Мальчик остановился, вышелушил на ладонь горстку зерна, забросил ее в рот и стал жевать. И голод, мучивший его, мгновенно отступил. Ему захотелось нашелушить много зерен, набить ими карманы, чтобы можно было жевать долго, но послышался чей-то тоненький заливистый смех, точно мышонок подсмеивался над ним, он опустил голову, и в один миг небо потемнело и тьма опустилась на поле, будто собиралась гроза.

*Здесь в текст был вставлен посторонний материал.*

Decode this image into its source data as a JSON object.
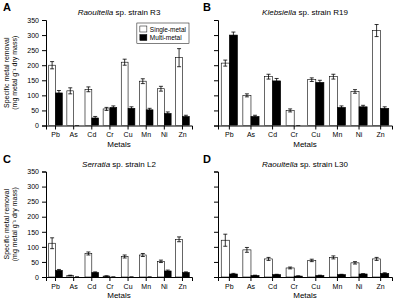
{
  "chart_data": [
    {
      "type": "bar",
      "title": "Raoultella sp. strain R3",
      "annotations": [
        {
          "text": "A"
        }
      ],
      "x_label": "Metals",
      "y_label": "Specific metal removal (mg metal g⁻¹ dry mass)",
      "categories": [
        "Pb",
        "As",
        "Cd",
        "Cr",
        "Cu",
        "Mn",
        "Ni",
        "Zn"
      ],
      "series": [
        {
          "name": "Single-metal",
          "color": "#ffffff",
          "values": [
            200,
            115,
            120,
            55,
            210,
            147,
            122,
            225
          ],
          "errors": [
            12,
            10,
            8,
            5,
            10,
            8,
            8,
            30
          ]
        },
        {
          "name": "Multi-metal",
          "color": "#000000",
          "values": [
            108,
            0,
            25,
            60,
            57,
            52,
            40,
            30
          ],
          "errors": [
            8,
            0,
            5,
            5,
            5,
            5,
            5,
            4
          ]
        }
      ],
      "ylim": [
        0,
        350
      ],
      "yticks": [
        0,
        50,
        100,
        150,
        200,
        250,
        300,
        350
      ],
      "grid": false,
      "legend": "upper right"
    },
    {
      "type": "bar",
      "title": "Klebsiella sp. strain R19",
      "annotations": [
        {
          "text": "B"
        }
      ],
      "x_label": "Metals",
      "categories": [
        "Pb",
        "As",
        "Cd",
        "Cr",
        "Cu",
        "Mn",
        "Ni",
        "Zn"
      ],
      "series": [
        {
          "color": "#ffffff",
          "values": [
            207,
            100,
            162,
            50,
            152,
            162,
            113,
            315
          ],
          "errors": [
            10,
            5,
            8,
            5,
            6,
            8,
            6,
            20
          ]
        },
        {
          "color": "#000000",
          "values": [
            300,
            30,
            148,
            0,
            143,
            60,
            62,
            57
          ],
          "errors": [
            10,
            4,
            8,
            0,
            7,
            5,
            5,
            5
          ]
        }
      ],
      "ylim": [
        0,
        350
      ],
      "yticks": [
        0,
        50,
        100,
        150,
        200,
        250,
        300,
        350
      ],
      "grid": false,
      "tick_labels": "x"
    },
    {
      "type": "bar",
      "title": "Serratia sp. strain L2",
      "annotations": [
        {
          "text": "C"
        }
      ],
      "x_label": "Metals",
      "y_label": "Specific metal removal (mg metal g⁻¹ dry mass)",
      "categories": [
        "Pb",
        "As",
        "Cd",
        "Cr",
        "Cu",
        "Mn",
        "Ni",
        "Zn"
      ],
      "series": [
        {
          "color": "#ffffff",
          "values": [
            112,
            5,
            78,
            3,
            68,
            73,
            52,
            125
          ],
          "errors": [
            18,
            1,
            5,
            1,
            5,
            5,
            4,
            8
          ]
        },
        {
          "color": "#000000",
          "values": [
            22,
            0,
            15,
            0,
            0,
            0,
            20,
            15
          ],
          "errors": [
            3,
            0,
            2,
            0,
            0,
            0,
            3,
            2
          ]
        }
      ],
      "ylim": [
        0,
        350
      ],
      "yticks": [
        0,
        50,
        100,
        150,
        200,
        250,
        300,
        350
      ],
      "grid": false
    },
    {
      "type": "bar",
      "title": "Raoultella sp. strain L30",
      "annotations": [
        {
          "text": "D"
        }
      ],
      "x_label": "Metals",
      "categories": [
        "Pb",
        "As",
        "Cd",
        "Cr",
        "Cu",
        "Mn",
        "Ni",
        "Zn"
      ],
      "series": [
        {
          "color": "#ffffff",
          "values": [
            122,
            90,
            60,
            30,
            55,
            65,
            47,
            60
          ],
          "errors": [
            20,
            8,
            5,
            3,
            4,
            5,
            4,
            5
          ]
        },
        {
          "color": "#000000",
          "values": [
            10,
            5,
            8,
            3,
            5,
            8,
            10,
            12
          ],
          "errors": [
            2,
            1,
            1,
            1,
            1,
            1,
            1,
            2
          ]
        }
      ],
      "ylim": [
        0,
        350
      ],
      "yticks": [
        0,
        50,
        100,
        150,
        200,
        250,
        300,
        350
      ],
      "grid": false,
      "tick_labels": "x"
    }
  ]
}
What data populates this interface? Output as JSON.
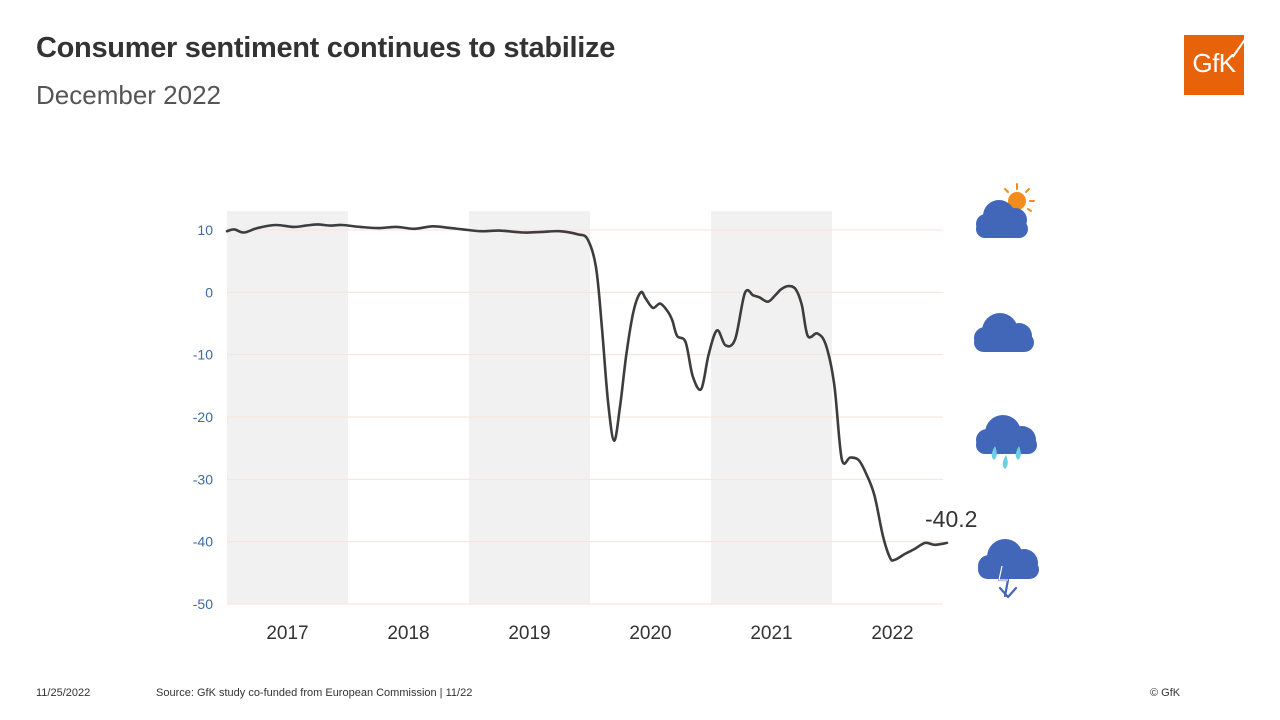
{
  "header": {
    "title": "Consumer sentiment continues to stabilize",
    "subtitle": "December 2022",
    "logo_text": "GfK",
    "brand_color": "#e8620a"
  },
  "footer": {
    "date": "11/25/2022",
    "source": "Source: GfK study co-funded from European Commission | 11/22",
    "copyright": "© GfK"
  },
  "weather_icons": [
    "sun-behind-cloud-icon",
    "cloud-icon",
    "rain-cloud-icon",
    "storm-cloud-icon"
  ],
  "chart_data": {
    "type": "line",
    "title": "",
    "xlabel": "",
    "ylabel": "",
    "ylim": [
      -50,
      10
    ],
    "yticks": [
      10,
      0,
      -10,
      -20,
      -30,
      -40,
      -50
    ],
    "xlim": [
      2017.0,
      2022.95
    ],
    "year_labels": [
      "2017",
      "2018",
      "2019",
      "2020",
      "2021",
      "2022"
    ],
    "shaded_years": [
      "2017",
      "2019",
      "2021"
    ],
    "last_value_label": "-40.2",
    "line_color": "#3d3d3f",
    "band_color": "#f1f1f1",
    "grid_color": "#f6e3da",
    "tick_color": "#3d6aa5",
    "series": [
      {
        "x": [
          2017.0,
          2017.06,
          2017.14,
          2017.25,
          2017.4,
          2017.55,
          2017.65,
          2017.75,
          2017.85,
          2017.95,
          2018.1,
          2018.25,
          2018.4,
          2018.55,
          2018.7,
          2018.85,
          2018.95,
          2019.1,
          2019.25,
          2019.45,
          2019.6,
          2019.75,
          2019.9,
          2019.98,
          2020.05,
          2020.1,
          2020.15,
          2020.2,
          2020.25,
          2020.3,
          2020.36,
          2020.42,
          2020.46,
          2020.52,
          2020.58,
          2020.64,
          2020.68,
          2020.72,
          2020.79,
          2020.85,
          2020.92,
          2020.98,
          2021.05,
          2021.12,
          2021.2,
          2021.28,
          2021.35,
          2021.4,
          2021.47,
          2021.53,
          2021.58,
          2021.64,
          2021.7,
          2021.75,
          2021.8,
          2021.88,
          2021.95,
          2022.02,
          2022.08,
          2022.15,
          2022.22,
          2022.28,
          2022.35,
          2022.42,
          2022.48,
          2022.52,
          2022.6,
          2022.68,
          2022.77,
          2022.85,
          2022.95
        ],
        "y": [
          9.8,
          10.1,
          9.6,
          10.3,
          10.8,
          10.5,
          10.7,
          10.9,
          10.7,
          10.8,
          10.5,
          10.3,
          10.5,
          10.2,
          10.6,
          10.3,
          10.1,
          9.8,
          9.9,
          9.6,
          9.7,
          9.8,
          9.3,
          8.5,
          4.0,
          -6.0,
          -17.8,
          -23.8,
          -18.0,
          -10.0,
          -3.0,
          0.0,
          -1.0,
          -2.5,
          -1.8,
          -3.0,
          -4.5,
          -7.0,
          -8.0,
          -13.5,
          -15.5,
          -10.0,
          -6.1,
          -8.5,
          -7.5,
          -0.1,
          -0.5,
          -0.8,
          -1.5,
          -0.5,
          0.5,
          1.0,
          0.5,
          -2.0,
          -7.0,
          -6.6,
          -8.5,
          -15.0,
          -26.7,
          -26.5,
          -26.9,
          -29.0,
          -32.5,
          -39.0,
          -42.6,
          -42.9,
          -42.0,
          -41.2,
          -40.2,
          -40.5,
          -40.2
        ]
      }
    ]
  }
}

Он оглянулся по сторонам. Смех усилился, но теперь он проникал откуда-то с высоты, падал на голову, как проклятие, и страх сковал все тело в предчувствии неизбежной кары. «Да ведь меня расстреляли!» — вдруг вспомнил Ксенофон, и в памяти сразу же проявилась вся картина: как его вывели, поставили у стены, как Петерс для проформы спросил о последнем желании и предложил жизнь в обмен на предательство. Как прозвучали команды «приготовиться», «цельсь» и «огонь», как раздался залп и он упал, не почувствовав никакой боли.
«Значит, я уже не на земле, — подумалось ему. — Но откуда это поле?.. Почти такое же, кажется, находилось рядом с моим домом, где я родился. Выходит, меня перенесли туда, чтобы я попрощался… Мне всегда хотелось побывать там и пройтись по колосящемуся полю. Какой-то странный магнит всегда притягивал меня к покачивающимся колосьям. По вечерам я садился на крыльцо и до самого заката солнца смотрел на них. Пока мама не отправляла меня спать».
Ему вдруг вспомнилось: откуда выходим, туда и вернемся. «Вот я и вернулся…»
Снова прозвучал тоненький ехидный смешок, и Ксенофон Дмитриевич открыл глаза, увидев словно в покачивающейся дымке круглое лицо Серафима с гнойными красными подглазьями, щеристым ртом и гнилыми обломками зубов. Охранник склонился над ним и медленно водил перед его носом размоченным в воде сухариком.
— На-ка, съешь, — перестав смеяться, сказал Серафим и сунул ему в рот сухарик.
— Где я? — спросил Каламатиано.
— Как — где? — удивился Серафим. — В тюрьме, где ж еще.
Ксенофон разжевал сухарик. Зубы уже плохо слушались его, и он ощутил привкус крови. Десны кровоточили, он давно это заметил. Но запах ржаного хлеба он все же почувствовал. Дымка рассеялась, и явственно проступили заиндевевшие стены тюремной камеры.